I have long been intrigued by geometric patterns. As a teenager I made models of various polygons and polyhedra and learned the rules for constructing geodesic domes. A book that held my fascination for years was “Shapes, Space, and Symmetry” by Alan Holden.
The ability for computers to represent 3D objects and to realistically render them, to interact with them, and to display them in 3D was years in the future; in the 1970s, physical models were essential for teaching geometric principles and understanding crystal structures. The author, a physicist and chemist, had crafted a lifetime of such models and described them in his book. I could not match the patience and skill required to make his beautiful and complex cardboard models.
Also in the 1970s, Roger Penrose, the British mathematician and scientific colleague of Stephen Hawking, investigated an arcane branch of geometry to answer the question of whether an infinite plane can be tiled with a set of shapes that did not overlap, have gaps, or repeat. He found that the answer was yes, it was possible, and he discovered several sets of shapes that could do it. The first set included pentagons, stars, “boats” and diamonds. The second set was simpler, it needed only two shapes called kites and darts. The third was simpler yet, a pair of rhombuses, skinny and fat parallelograms with equal length sides. These sets of shapes, P1, P2, and P3 are known as “Penrose tiles”.

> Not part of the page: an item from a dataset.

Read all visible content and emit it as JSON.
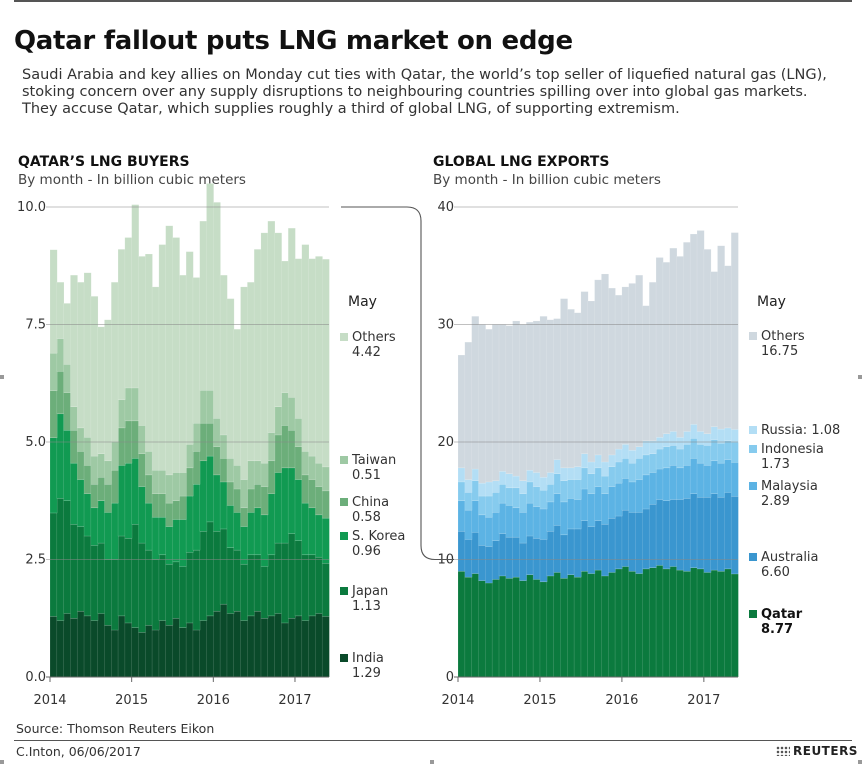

I’m not going to explain the mathematical concepts behind them, even if I could, but I will call attention to their esthetic beauty, which you can find by a simple Google search. Penrose tiles became popularized by Martin Gardner’s famous Mathematical Games column in Scientific American in 1977, and suddenly everybody was making Penrose patterns out of them. Penrose was able to patent the shapes, which were subsequently licensed for games and puzzles. He famously won a lawsuit against a company that used their non-repeating feature to prevent their embossed toilet paper from sticking on the roll!
When presented with the “canvas” of the floor in my newly renovated screen porch, I immediately wondered how best to cover it. I really liked the idea of ceramic tiles, impervious to rain and snow, and then realized this floor could be a host to the mathematical beauty of Penrose tiles!
I researched the idea. There were Penrose tilings in public spaces, famously at Texas A&M and more locally, Carleton College. I also encountered individuals who had made such patterns in their private homes. I learned that this was not a project for the wing-it, make-it-fit crowd; the tile shapes needed to be cut to thousandth-inch precision. I considered what was needed to cut ceramic tiles to this precision and decided to look at other options, the first of which was to make precision cuts of plywood panels with beautiful wood veneers. Perhaps a laser cutter could mark and cut wood tiles to the necessary precision.
A chorus of my technically and construction-astute friends warned me against this plan—the plywood edges would respond to the outdoor conditions by curling up or down in response to temperature and moisture changes.
So I went on to evaluate other materials, and re-discovered the appeal of “luxury vinyl tile”, a heavy duty version of vinyl flooring. Within this category was “marmoleum” a natural mix of linseed oil and other natural ingredients, a modern linoleum. I found that it was offered in tile plank sizes that could be trimmed into Penrose tile shapes!
I now had a medium, but needed a pattern. Penrose tiling is not quite as simple as laying the tiles down wherever they fit. In order to tile the plane, with no overlaps and no gaps, one must follow the “edge matching rules”. By matching the edges, the tiling that results will ensure that the plane will be perfectly covered. To help accomplish this, tiles are marked in such a way that adjacent tiles will be placed according to the edge matching rules.
I wanted to make a scale mock-up of the floor pattern. I tried some of the online Penrose tile patterns, printed them out, and cut multiple copies. The paper-thin substrate, scissors-cut by hand, were not very successful. They didn’t lay flat or align well and were easily disturbed by any slight breeze or sneeze.
I discovered an alternative. An Etsy store of homemade wooden toys that included among their catalog of rocking horses and train cars, a set of laser-engraved, wooden Penrose tiles, beautifully crafted, sanded and finished, in either P2 or P3 shapes, all in a handy home-sewn carrying bag! I ordered one set each from Wooden Giraffe Toys and had them within a few days! I immediately started making aperiodic five-fold symmetric tilings from them to get a feel of what the floor might look like.
The front of the tiles had the edge-matching rule markings, but the backsides were a solid contrasting color. Once the pattern was confirmed by the front markings, individual tiles could be flipped to create the visual pattern I sought.
Now that I have a Penrose tile pattern to my liking, I need to figure out how to actually make the tiles and install them.
OMG, Thor. I can’t believe you are making this.